En 2017 dans un contexte déjà dégradé, la Fédération des Acteurs de la Solidarité rappelait « que le principe d’accueil inconditionnel en hébergement, et son corollaire la continuité de la prise en charge, constituent non seulement la pierre angulaire de notre engagement, mais encore un principe cardinal du code de l’action social et des familles (« CASF ») sur lequel repose l’ensemble du secteur de la veille sociale, de l’hébergement, et de l’accompagnement ».

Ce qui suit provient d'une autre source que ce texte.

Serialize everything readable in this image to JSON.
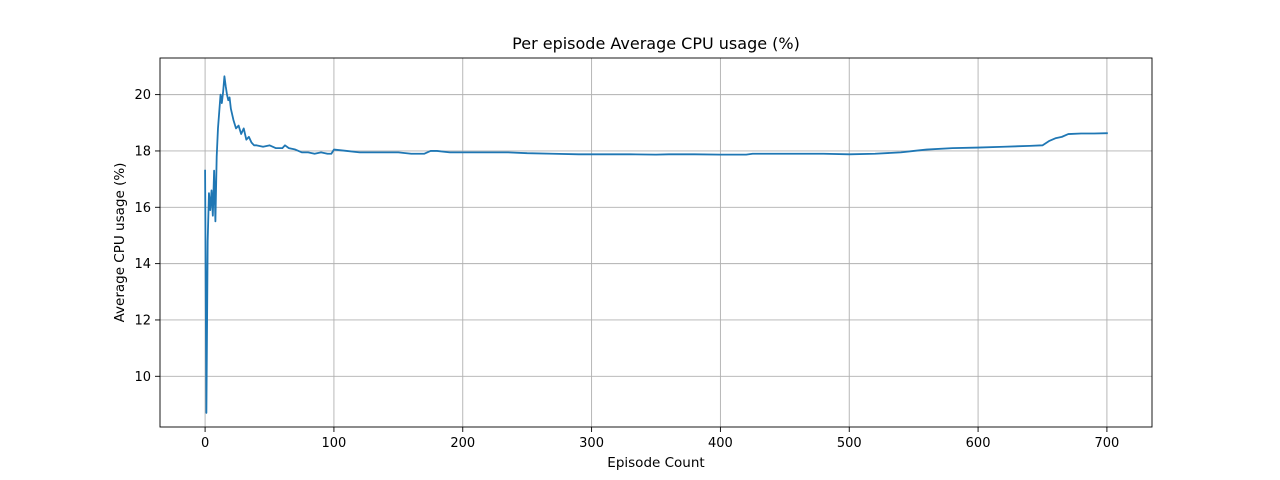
{
  "chart_data": {
    "type": "line",
    "title": "Per episode Average CPU usage (%)",
    "xlabel": "Episode Count",
    "ylabel": "Average CPU usage (%)",
    "xlim": [
      -35,
      735
    ],
    "ylim": [
      8.2,
      21.3
    ],
    "xticks": [
      0,
      100,
      200,
      300,
      400,
      500,
      600,
      700
    ],
    "yticks": [
      10,
      12,
      14,
      16,
      18,
      20
    ],
    "grid": true,
    "series": [
      {
        "color": "#1f77b4",
        "x": [
          0,
          1,
          2,
          3,
          4,
          5,
          6,
          7,
          8,
          9,
          10,
          11,
          12,
          13,
          14,
          15,
          16,
          17,
          18,
          19,
          20,
          22,
          24,
          26,
          28,
          30,
          32,
          34,
          36,
          38,
          40,
          45,
          50,
          55,
          60,
          62,
          65,
          70,
          75,
          80,
          85,
          90,
          95,
          98,
          100,
          110,
          120,
          130,
          140,
          150,
          160,
          170,
          175,
          180,
          190,
          200,
          220,
          230,
          235,
          250,
          270,
          290,
          310,
          330,
          350,
          360,
          380,
          400,
          420,
          425,
          450,
          480,
          500,
          520,
          540,
          550,
          560,
          580,
          600,
          620,
          640,
          650,
          655,
          660,
          665,
          670,
          680,
          690,
          700
        ],
        "y": [
          17.3,
          8.7,
          14.8,
          16.5,
          15.9,
          16.6,
          15.7,
          17.3,
          15.5,
          17.8,
          18.8,
          19.4,
          20.0,
          19.7,
          20.1,
          20.65,
          20.3,
          20.0,
          19.8,
          19.9,
          19.5,
          19.1,
          18.8,
          18.9,
          18.6,
          18.8,
          18.4,
          18.5,
          18.3,
          18.2,
          18.2,
          18.15,
          18.2,
          18.1,
          18.1,
          18.2,
          18.1,
          18.05,
          17.95,
          17.95,
          17.9,
          17.95,
          17.9,
          17.9,
          18.05,
          18.0,
          17.95,
          17.95,
          17.95,
          17.95,
          17.9,
          17.9,
          18.0,
          18.0,
          17.95,
          17.95,
          17.95,
          17.95,
          17.95,
          17.92,
          17.9,
          17.88,
          17.88,
          17.88,
          17.87,
          17.88,
          17.88,
          17.87,
          17.87,
          17.9,
          17.9,
          17.9,
          17.88,
          17.9,
          17.95,
          18.0,
          18.05,
          18.1,
          18.12,
          18.15,
          18.18,
          18.2,
          18.35,
          18.45,
          18.5,
          18.6,
          18.62,
          18.62,
          18.63
        ]
      }
    ]
  }
}
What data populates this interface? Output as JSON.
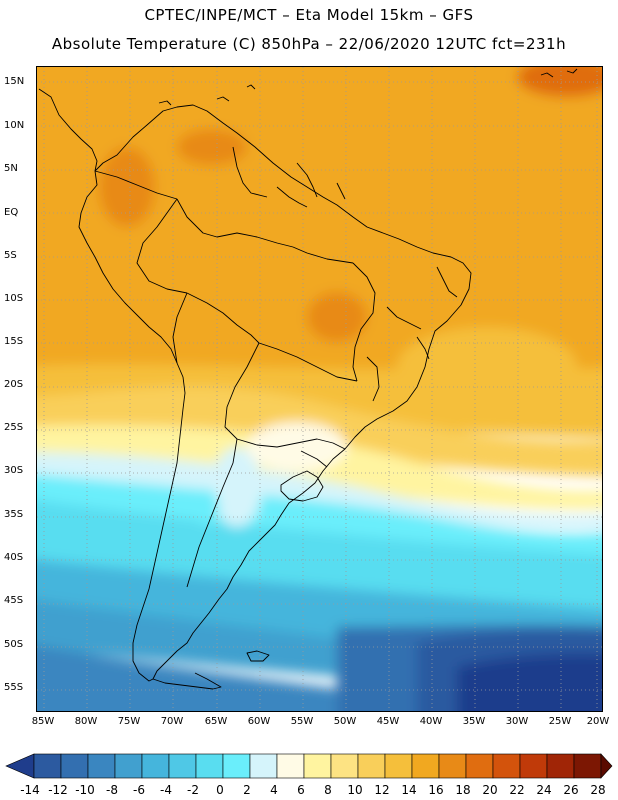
{
  "title": {
    "line1": "CPTEC/INPE/MCT –  Eta Model 15km – GFS",
    "line2": "Absolute Temperature (C) 850hPa – 22/06/2020 12UTC fct=231h"
  },
  "map": {
    "lat_labels": [
      "15N",
      "10N",
      "5N",
      "EQ",
      "5S",
      "10S",
      "15S",
      "20S",
      "25S",
      "30S",
      "35S",
      "40S",
      "45S",
      "50S",
      "55S"
    ],
    "lon_labels": [
      "85W",
      "80W",
      "75W",
      "70W",
      "65W",
      "60W",
      "55W",
      "50W",
      "45W",
      "40W",
      "35W",
      "30W",
      "25W",
      "20W"
    ],
    "lon_range": [
      -85,
      -20
    ],
    "lat_range": [
      -57,
      16
    ],
    "grid": true
  },
  "colorbar": {
    "levels": [
      "-14",
      "-12",
      "-10",
      "-8",
      "-6",
      "-4",
      "-2",
      "0",
      "2",
      "4",
      "6",
      "8",
      "10",
      "12",
      "14",
      "16",
      "18",
      "20",
      "22",
      "24",
      "26",
      "28"
    ],
    "colors": [
      "#1f3d8c",
      "#2c5aa0",
      "#336fb0",
      "#3a86c0",
      "#41a0cf",
      "#45b5dc",
      "#4fc8e6",
      "#59ddf0",
      "#6aeefb",
      "#d5f4fb",
      "#fffbe6",
      "#fff4a0",
      "#fde383",
      "#f9cf5a",
      "#f5bf3b",
      "#f1a820",
      "#e88a17",
      "#e06d10",
      "#d3530c",
      "#c03a09",
      "#a02506",
      "#7c1703",
      "#5a0a00"
    ]
  }
}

Six ans plus tard, la circulaire dite « OQTF » du 17 novembre 2022 évoque des « étrangers pris en charge indument par l’hébergement d’urgence » et les instructions récurrentes, souvent verbales, reçues par les services intégrés de l’accueil et de l’orientation (« SIAO ») et les structures d’hébergement confirment la volonté de l’Etat de remettre en cause l’inconditionnalité de l’accueil en hébergement.
Face à la multiplication des instructions et des pressions sur l’ensemble des acteurs de la veille sociale, il importe donc de rappeler que :
- Le législateur a consacré le principe de l’accueil inconditionnel en hébergement, qu’il soit d’urgence ou d’insertion. Il signifie que la personne qui remplit les critères légaux peut bénéficier d’un hébergement, quelle que soit sa situation par ailleurs. Dans certaines hypothèses, elle en a même, juridiquement, le droit. La jurisprudence restrictive du Conseil d’Etat sanctionne une obligation de moyens à la charge de l’Etat et consacre des critères de priorité en fonction de la vulnérabilité des personnes. Elle est applicable dans le cadre strict du référé-liberté, c’est-à-dire en urgence, et n’a pas d’incidence sur l’obligation de résultat consacrée par le CASF toujours sanctionnée au fond par le juge administratif.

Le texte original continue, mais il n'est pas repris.